Mercúrio usado em garimpos contamina rios, ameaça comunidades e expõe falhas na proteção ambiental
O rio corre — mas já não tão cheio de vida, ele está doente. Em muitos pontos da Amazônia, a água perdeu a transparência antiga. O que antes era alimento, sustento e caminho virou também risco. Invisível, o mercúrio segue correnteza abaixo, silencioso — e persistente.
É nesse cenário que o Ministério Público Federal (MPF) levou à Comissão Interamericana de Direitos Humanos (CIDH) uma denúncia formal contra os impactos da mineração ilegal. O documento, apresentado na semana passada, expõe prejuízos à saúde e ao meio ambiente causados pelo uso sistemático do metal pesado nos garimpos clandestinos.
A comissão internacional é vinculada à Organização dos Estados Americanos (OEA), o que amplia o alcance político da denúncia e coloca o tema sob observação internacional.
Um problema reiterado — e agravado
De acordo com reportagem da Agência Brasil, o estudo apresentado agora não surge isolado. Ele complementa uma exposição anterior feita pelo MPF, em março, à Relatoria Especial sobre Direitos Econômicos, Sociais, Culturais e Ambientais (Redesca), indicando que o problema já vinha sendo acompanhado em nível internacional.

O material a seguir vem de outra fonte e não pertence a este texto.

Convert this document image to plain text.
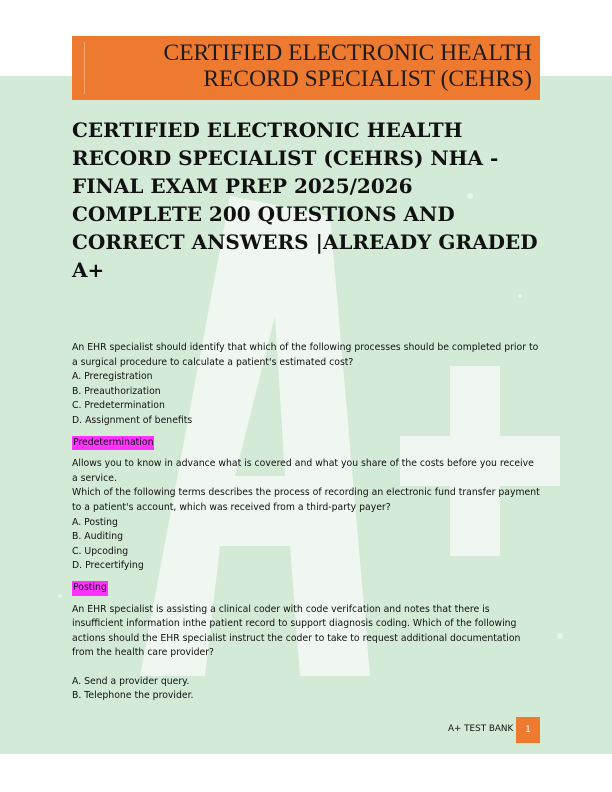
CERTIFIED ELECTRONIC HEALTH
RECORD SPECIALIST (CEHRS)

CERTIFIED ELECTRONIC HEALTH RECORD SPECIALIST (CEHRS) NHA - FINAL EXAM PREP 2025/2026 COMPLETE 200 QUESTIONS AND CORRECT ANSWERS |ALREADY GRADED A+

An EHR specialist should identify that which of the following processes should be completed prior to a surgical procedure to calculate a patient's estimated cost?

A. Preregistration

B. Preauthorization

C. Predetermination

D. Assignment of benefits

Predetermination

Allows you to know in advance what is covered and what you share of the costs before you receive a service.

Which of the following terms describes the process of recording an electronic fund transfer payment to a patient's account, which was received from a third-party payer?

A. Posting

B. Auditing

C. Upcoding

D. Precertifying

Posting

An EHR specialist is assisting a clinical coder with code verifcation and notes that there is insufficient information inthe patient record to support diagnosis coding. Which of the following actions should the EHR specialist instruct the coder to take to request additional documentation from the health care provider?

A. Send a provider query.

B. Telephone the provider.

A+ TEST BANK	1
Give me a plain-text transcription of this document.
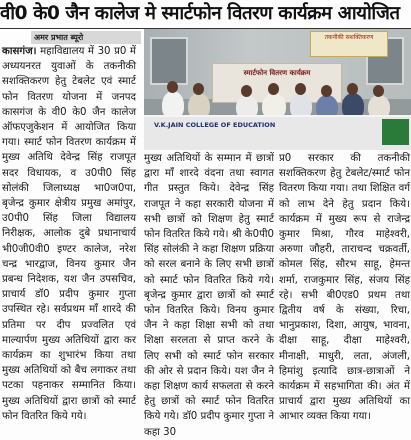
वी0 के0 जैन कालेज मे स्मार्टफोन वितरण कार्यक्रम आयोजित
अमर प्रभात ब्यूरो
कासगंज। महाविद्यालय में 30 प्र0 में अध्ययनरत युवाओं के तकनीकी सशक्तिकरण हेतु टेबलेट एवं स्मार्ट फोन वितरण योजना में जनपद कासगंज के वी0 के0 जैन कालेज ऑफएजुकेशन में आयोजित किया गया। स्मार्ट फोन वितरण कार्यक्रम में मुख्य अतिथि देवेन्द्र सिंह राजपूत सदर विधायक, व उ0पी0 सिंह सोलंकी जिलाध्यक्ष भा0ज0पा, बृजेन्द्र कुमार क्षेत्रीय प्रमुख अमांपुर, उ0पी0 सिंह जिला विद्यालय निरीक्षक, आलोक दुबे प्रधानाचार्य भी0जी0वी0 इण्टर कालेज, नरेश चन्द्र भारद्वाज, विनय कुमार जैन प्रबन्ध निदेशक, यश जैन उपसचिव, प्राचार्य डॉ0 प्रदीप कुमार गुप्ता उपस्थित रहे। सर्वप्रथम माँ शारदे की प्रतिमा पर दीप प्रज्वलित एवं माल्यार्पण मुख्य अतिथियों द्वारा कर कार्यक्रम का शुभारंभ किया तथा मुख्य अतिथियों को बैच लगाकर तथा पटका पहनाकर सम्मानित किया। मुख्य अतिथियों द्वारा छात्रों को स्मार्ट फोन वितरित किये गये।
तकनीकी सशक्तिकरण
स्मार्टफोन वितरण कार्यक्रम
V.K.JAIN COLLEGE OF EDUCATION
मुख्य अतिथियों के सम्मान में छात्रों द्वारा माँ शारदे वंदना तथा स्वागत गीत प्रस्तुत किये। देवेन्द्र सिंह राजपूत ने कहा सरकारी योजना में सभी छात्रों को शिक्षण हेतु स्मार्ट फोन वितरित किये गये। श्री के0पी0 सिंह सोलंकी ने कहा शिक्षण प्रक्रिया को सरल बनाने के लिए सभी छात्रों को स्मार्ट फोन वितरित किये गये। बृजेन्द्र कुमार द्वारा छात्रों को स्मार्ट फोन वितरित किये। विनय कुमार जैन ने कहा शिक्षा सभी को तथा शिक्षा सरलता से प्राप्त करने के लिए सभी को स्मार्ट फोन सरकार की ओर से प्रदान किये। यश जैन ने कहा शिक्षण कार्य सफलता से करने हेतु छात्रों को स्मार्ट फोन वितरित किये गये। डॉ0 प्रदीप कुमार गुप्ता ने कहा 30
प्र0 सरकार की तकनीकी सशक्तिकरण हेतु टेबलेट/स्मार्ट फोन वितरण किया गया। तथा शिक्षित वर्ग को लाभ देने हेतु प्रदान किये। कार्यक्रम में मुख्य रूप से राजेन्द्र कुमार मिश्रा, गौरव माहेश्वरी, अरुणा जौहरी, ताराचन्द चक्रवर्ती, कोमल सिंह, सौरभ साहू, हेमन्त शर्मा, राजकुमार सिंह, संजय सिंह रहे। सभी बी0एड0 प्रथम तथा द्वितीय वर्ष के संख्या, रिचा, भानुप्रकाश, दिशा, आयुष, भावना, दीक्षा साहू, दीक्षा माहेश्वरी, मीनाक्षी, माधुरी, लता, अंजली, हिमांशु इत्यादि छात्र-छात्राओं ने कार्यक्रम में सहभागिता की। अंत में प्राचार्य द्वारा मुख्य अतिथियों का आभार व्यक्त किया गया।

O uso do mercúrio no garimpo ilegal segue um método simples — e devastador. A substância líquida se liga facilmente ao ouro, formando a chamada “amálgama”. Depois, essa mistura é aquecida: o mercúrio evapora, o ouro fica.
O que desaparece da vista não desaparece do ambiente.
O ciclo da contaminação
Ao evaporar, o mercúrio se dispersa no ar e retorna ao solo e aos rios. A contaminação se espalha pelos cursos d’água, atinge os peixes — base alimentar de indígenas e ribeirinhos — e entra diretamente na cadeia alimentar.
Os efeitos são conhecidos: danos neurológicos, prejuízos ao desenvolvimento infantil, comprometimento motor e cognitivo. Em áreas mais críticas, há registros de contaminação acima do recomendado por organismos internacionais de saúde.
Mas o impacto não se limita à toxicidade. O garimpo ilegal também provoca desmatamento acelerado, remoção intensa de solo e alteração dos leitos dos rios — uma transformação física da paisagem que permanece mesmo após a atividade cessar.
Um alerta que atravessa fronteiras
A própria Redesca já havia emitido alerta recente sobre o direito humano à água nas Américas, com foco especial no chamado Escudo das Guianas — região que inclui partes do Brasil e países vizinhos.
Isso reforça um ponto central: a contaminação não respeita fronteiras. Os rios amazônicos conectam territórios e espalham o problema para além do país.
Entre normas e limites
Em resposta à Agência Brasil, o Instituto Brasileiro do Meio Ambiente e dos Recursos Naturais Renováveis (Ibama) afirma que tem endurecido o controle sobre o mercúrio.
Uma das medidas foi a criação da Instrução Normativa nº 26/2024, que exige cadastro e rastreabilidade para quem opera com o metal. O objetivo é restringir o acesso ao produto importado legalmente e coibir seu desvio para atividades ilegais.
Ainda assim, há um limite evidente: a norma não tem força de lei.
Já os decretos federais nº 97.507/1989 e nº 97.634/1989 continuam em vigor e proíbem o uso de mercúrio na extração de ouro — salvo em atividades devidamente licenciadas.
O que está em jogo
A denúncia do MPF à CIDH não trata apenas de crime ambiental. Trata de um sistema que, segundo o próprio órgão, já se estrutura como economia paralela, com impactos diretos sobre direitos fundamentais.
No centro da questão, permanece algo essencial: água contaminada, alimento comprometido, comunidades expostas.
E uma floresta que, mesmo em silêncio, continua dando sinais de esgotamento. Porque na Amazônia, hoje, o ouro ainda brilha — mas o alto custo, humano e ambiental de sua exploração, já não pode mais ser ignorado.